Section 24 of the Banking Regulation Act, 1949, requires that every scheduled commercial bank shall maintain, in India, in cash, gold or unencumbered approved securities, an amount, the value of which shall not, at the close of business on any day, be less than 20.75 per cent from October 1, 2016 and 20.50 per cent from January 7, 2017, on the total net demand and time liabilities (NDTL) as on the last Friday of the second preceding fortnight valued in accordance with the method of valuation specified by the Reserve Bank of India from time to time.. This is referred to as ‘statutory liquidity ratio’ (SLR).

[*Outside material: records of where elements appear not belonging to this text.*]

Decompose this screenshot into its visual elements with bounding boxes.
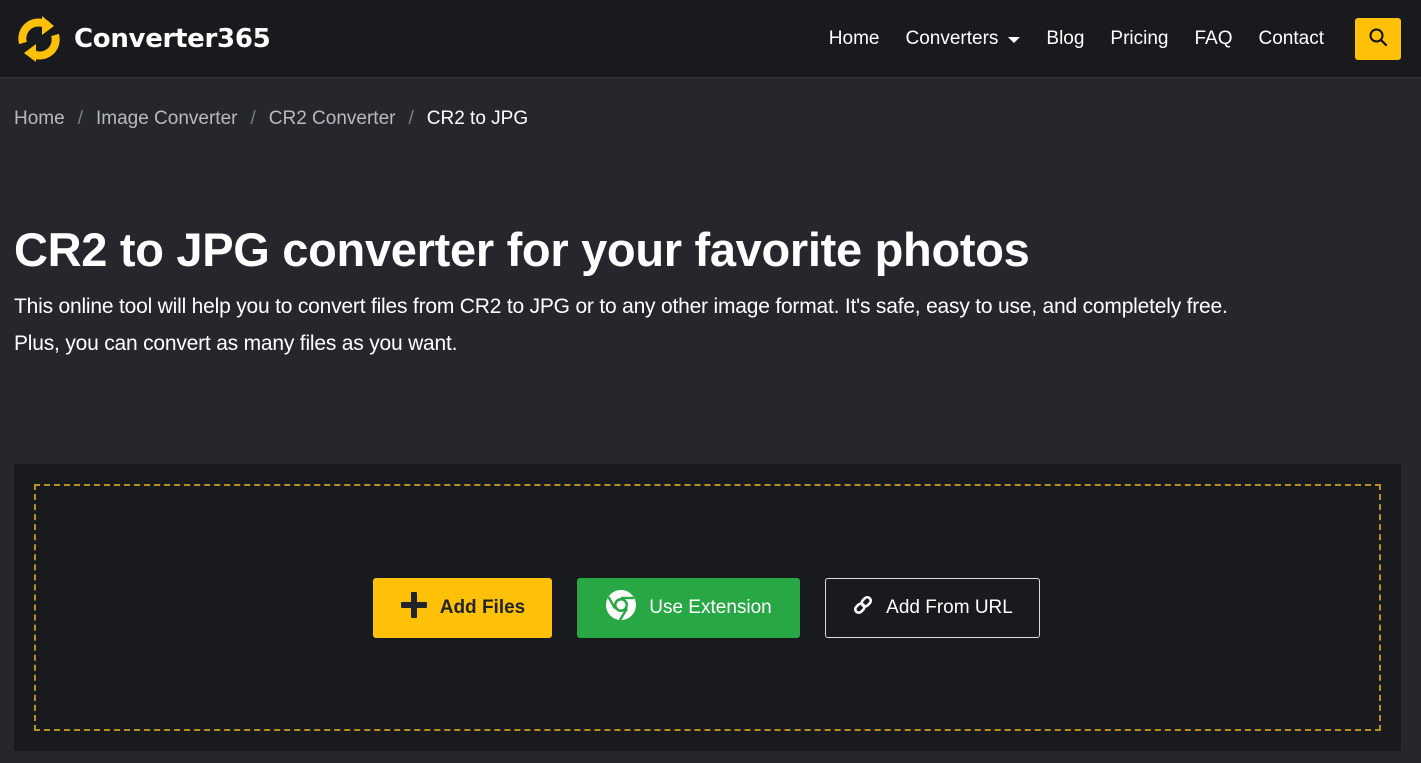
- add-files-label: Add Files: [439, 596, 526, 618]
- search-icon: [1368, 27, 1388, 50]
- brand-logo-link[interactable]: Converter365: [14, 13, 271, 65]
- hero: CR2 to JPG converter for your favorite p…: [0, 222, 1421, 362]
- breadcrumb-separator: /: [408, 108, 414, 129]
- breadcrumb: Home / Image Converter / CR2 Converter /…: [0, 78, 1421, 160]
- nav-converters[interactable]: Converters: [892, 28, 1033, 50]
- upload-panel: Add Files Use Extension Add From URL: [14, 464, 1401, 751]
- caret-down-icon: [1008, 36, 1021, 43]
- page-title: CR2 to JPG converter for your favorite p…: [14, 223, 1030, 276]
- file-dropzone[interactable]: Add Files Use Extension Add From URL: [34, 484, 1381, 731]
- sync-arrows-icon: [14, 13, 64, 65]
- chrome-icon: [605, 589, 637, 627]
- use-extension-label: Use Extension: [649, 596, 772, 618]
- navbar: Converter365 Home Converters Blog Pricin…: [0, 0, 1421, 78]
- main-nav: Home Converters Blog Pricing FAQ Contact: [816, 17, 1401, 60]
- nav-converters-label: Converters: [905, 27, 999, 49]
- search-button[interactable]: [1355, 17, 1401, 60]
- add-from-url-label: Add From URL: [886, 596, 1013, 618]
- nav-pricing[interactable]: Pricing: [1097, 28, 1181, 50]
- add-files-button[interactable]: Add Files: [373, 577, 552, 638]
- nav-home[interactable]: Home: [816, 28, 893, 50]
- nav-faq[interactable]: FAQ: [1182, 28, 1246, 50]
- breadcrumb-separator: /: [77, 108, 83, 129]
- add-from-url-button[interactable]: Add From URL: [825, 577, 1040, 638]
- plus-icon: [400, 591, 428, 625]
- hero-description: This online tool will help you to conver…: [14, 288, 1407, 362]
- breadcrumb-home[interactable]: Home: [14, 108, 65, 130]
- use-extension-button[interactable]: Use Extension: [577, 577, 800, 638]
- nav-contact[interactable]: Contact: [1246, 28, 1337, 50]
- breadcrumb-cr2-converter[interactable]: CR2 Converter: [269, 108, 396, 130]
- breadcrumb-image-converter[interactable]: Image Converter: [96, 108, 238, 130]
- breadcrumb-separator: /: [250, 108, 256, 129]
- hero-description-line2: Plus, you can convert as many files as y…: [14, 332, 458, 356]
- hero-description-line1: This online tool will help you to conver…: [14, 295, 1228, 319]
- nav-blog[interactable]: Blog: [1033, 28, 1097, 50]
- link-icon: [852, 594, 874, 622]
- brand-name: Converter365: [74, 23, 271, 54]
- breadcrumb-current: CR2 to JPG: [426, 108, 529, 129]
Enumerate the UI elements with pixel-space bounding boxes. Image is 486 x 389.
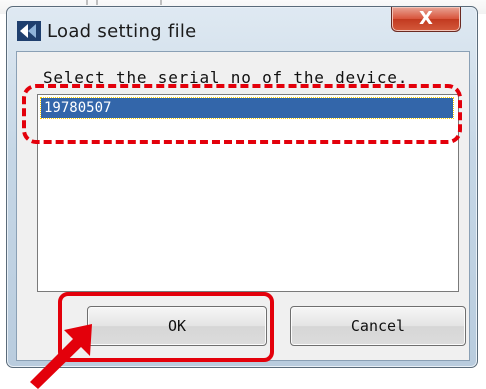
app-logo-icon [17,21,41,41]
highlight-dashed-box [22,84,462,144]
pointer-arrow-icon [30,324,92,389]
window-title: Load setting file [47,21,197,42]
background-tick [160,0,162,5]
background-tick [86,0,88,5]
cancel-button[interactable]: Cancel [290,306,466,346]
background-tick [96,0,98,5]
close-icon: X [419,8,433,29]
close-button[interactable]: X [391,7,461,32]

Section 18 of the Act requires that every banking company, not being a scheduled bank, shall maintain in India by way of cash reserve with itself, or by way of balance in a current account with the RBI, or by way of net balance in current accounts, or in one or more of the aforesaid ways, a sum equivalent to at least 4.00 per cent of the total of its demand and time liabilities in India as on the last Friday of the second preceding fortnight. Every scheduled bank is similarly required, by virtue of the provisions of section 42(1) of the Reserve Bank of India Act, 1934, to maintain with the RBI an average daily balance the amount of which shall not be less than 4.00 per cent of the total of its demand and time liabilities in India. The said rate may, however, be increased by the RBI by notification up to 20% of the total of demand and time liabilities in India. Consequent upon the amendment to sub-section (1) of Section 42 of the RBI Act, 1934, effective from June 22, 2006, the RBI having regard to the needs of securing monetary stability in the country, can prescribe the Cash Reserve Ratio (CRR) for Scheduled Commercial Banks without any floor rate or ceiling rate. The RBI, from time to time, reviews the evolving liquidity situation and accordingly decides the rate of CRR required to be maintained by Scheduled Commercial Banks. In terms of RBI circular dated November 26, 2016 on Requirement for maintaining additional CRR, Banks, effective from the fortnight beginning November 26, 2016, are required to maintain with an incremental CRR of 100 per cent on the increase in NDTL between September 16, 2016 and November 11, 2016.

These requirements seek to ensure that banking institutions maintain adequate liquid assets in an unencumbered form so as to safeguard the interests of depositors.

To comply with these requirements, banks have evolved systems whereby all branches send their weekly trial balance as on every Friday and these are consolidated at the head office. Based on this consolidation, the total demand and time liabilities (DTL) is determined for every alternate Friday (normally called ‘the reporting Friday’). Banks have to maintain cash or other eligible assets on the basis of the DTL position during the following fortnight.

The auditor should examine the system for compilation of DTL position, including verification of returns and their consolidation by the bank. The auditor should request the Management to provide him a compilation of all the circulars / instructions of the RBI regarding composition of items of DTL. He should review their compliance by the bank. Any weaknesses in the system of compilation of DTL and its reporting to the RBI in the prescribed form should be reported by the auditor, along with the suggestions, if any, to overcome such weaknesses.

The auditor may examine compliance with SLR/CRR requirements with reference to the eligible assets maintained by the bank.

It may be noted that the RBI, vide its Master Circular No. RBI/2015- 16/98 DBR. No. Ret. BC.24/12.01.001/2015-16 dated July 1, 2015 on “Cash Reserve Ratio (CRR) and Statutory Liquidity Ratio (SLR)” requires that the statutory auditors should verify and certify that all items of outside liabilities, as per the bank’s books had been duly compiled by the bank and correctly reflected under DTL/NDTL in the fortnightly/monthly statutory returns submitted to RBI for the financial year.